Paxson talks work efficiency, finding time to relax, missing colleagues

Since the University transitioned to remote operations in March, students, faculty and staff have had to adjust to a new world of virtual interaction, with both their work and social lives moving online. Like so many members of the University community, President Christina Paxson P’19 has rarely left her computer while working during the past five months. In an email question-and-answer, The Herald caught up with Paxson about the routines and rituals that break up the challenges of her quarantine days.

What has it been like working during the pandemic? 

Working during the pandemic has been like nothing I could have imagined, with days filled with back-to-back Zoom meetings. I can’t tell you how much I miss working with my colleagues in person. Even more, I miss our students. It has been great to see them return over the past several weeks.

What challenges or benefits have you experienced working from home? 

The major challenge comes with being unable to meet with people in-person. I’m accustomed to walking down the hall to speak with a colleague or learning something interesting from a faculty member or student I run into on the Main Green. The flip side is that I’m more efficient. I get more done in less time, since I have fewer random interruptions from my work. On balance, though, I would gladly sacrifice some efficiency for more interactions with students, staff and faculty.

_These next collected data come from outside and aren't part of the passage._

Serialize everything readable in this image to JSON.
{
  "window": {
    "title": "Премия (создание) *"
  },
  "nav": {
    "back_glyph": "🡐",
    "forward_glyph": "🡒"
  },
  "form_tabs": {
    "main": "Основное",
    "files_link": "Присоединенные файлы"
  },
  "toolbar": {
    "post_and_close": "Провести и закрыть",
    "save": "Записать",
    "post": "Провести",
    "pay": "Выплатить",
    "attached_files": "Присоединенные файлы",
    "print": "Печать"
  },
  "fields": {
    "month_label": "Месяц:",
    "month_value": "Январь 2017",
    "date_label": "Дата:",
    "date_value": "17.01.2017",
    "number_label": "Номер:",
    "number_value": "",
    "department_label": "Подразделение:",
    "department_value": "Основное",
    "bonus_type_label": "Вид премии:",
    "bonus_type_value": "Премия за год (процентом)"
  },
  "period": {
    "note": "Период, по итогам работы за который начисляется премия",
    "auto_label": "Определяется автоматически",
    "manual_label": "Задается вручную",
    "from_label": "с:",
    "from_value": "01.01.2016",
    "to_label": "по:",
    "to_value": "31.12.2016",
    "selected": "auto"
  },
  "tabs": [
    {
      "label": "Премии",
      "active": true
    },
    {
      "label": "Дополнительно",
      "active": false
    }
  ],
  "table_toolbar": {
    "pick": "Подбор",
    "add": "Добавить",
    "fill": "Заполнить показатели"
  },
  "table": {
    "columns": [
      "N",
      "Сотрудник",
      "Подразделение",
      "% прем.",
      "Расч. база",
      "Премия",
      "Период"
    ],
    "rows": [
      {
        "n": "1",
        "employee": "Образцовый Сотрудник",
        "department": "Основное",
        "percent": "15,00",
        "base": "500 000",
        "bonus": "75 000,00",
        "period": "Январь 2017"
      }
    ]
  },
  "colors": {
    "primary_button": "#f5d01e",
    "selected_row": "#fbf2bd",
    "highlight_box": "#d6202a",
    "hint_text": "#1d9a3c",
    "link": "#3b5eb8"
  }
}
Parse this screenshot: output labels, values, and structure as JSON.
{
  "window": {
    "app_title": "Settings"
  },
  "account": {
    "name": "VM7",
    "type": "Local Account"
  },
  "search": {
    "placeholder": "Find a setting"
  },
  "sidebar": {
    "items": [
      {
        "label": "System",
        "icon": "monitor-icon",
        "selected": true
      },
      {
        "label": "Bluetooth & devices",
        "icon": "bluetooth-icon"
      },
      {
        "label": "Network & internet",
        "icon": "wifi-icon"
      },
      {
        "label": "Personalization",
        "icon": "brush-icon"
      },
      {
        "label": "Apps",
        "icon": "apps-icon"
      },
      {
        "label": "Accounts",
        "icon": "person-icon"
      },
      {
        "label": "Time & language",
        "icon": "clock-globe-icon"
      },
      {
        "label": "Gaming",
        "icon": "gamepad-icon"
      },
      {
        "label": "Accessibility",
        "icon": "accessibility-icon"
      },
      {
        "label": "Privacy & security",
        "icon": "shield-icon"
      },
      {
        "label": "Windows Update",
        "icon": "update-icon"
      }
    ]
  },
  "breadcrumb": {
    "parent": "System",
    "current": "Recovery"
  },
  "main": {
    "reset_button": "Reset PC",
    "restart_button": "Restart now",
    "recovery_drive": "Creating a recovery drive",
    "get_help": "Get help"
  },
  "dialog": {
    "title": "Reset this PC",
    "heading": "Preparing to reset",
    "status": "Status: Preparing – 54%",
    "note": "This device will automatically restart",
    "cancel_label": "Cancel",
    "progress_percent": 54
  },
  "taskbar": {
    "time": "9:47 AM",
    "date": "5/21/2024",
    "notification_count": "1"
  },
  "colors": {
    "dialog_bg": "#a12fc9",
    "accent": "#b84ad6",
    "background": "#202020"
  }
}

What's your daily routine like? 

I work out at home three mornings a week. Then, it’s pretty much all Zoom meetings and phone calls from 8 a.m. to 6 or 7 p.m. My husband and I cook and eat dinner together every night — something that hasn’t happened for years, if ever! The evenings are for reading, writing, catching up on email and relaxing.

Do you have any rituals, hobbies or tools that help you get through the day?

It’s tempting to use breaks in between meetings to do email. But, it’s important to actually take real breaks.  This might mean taking my dog Cooper for a walk, starting to prep for dinner or simply going outside and watering the herb garden we planted this summer.

What is your hope for the coming semester?

My hope is that our students, staff and faculty stay healthy, that students are inspired by their classes and that we learn how to be an even better and more caring community during this very challenging time. And that by the end of the semester, testing, treatments and perhaps vaccines are far enough advanced that the spring can be closer to normal.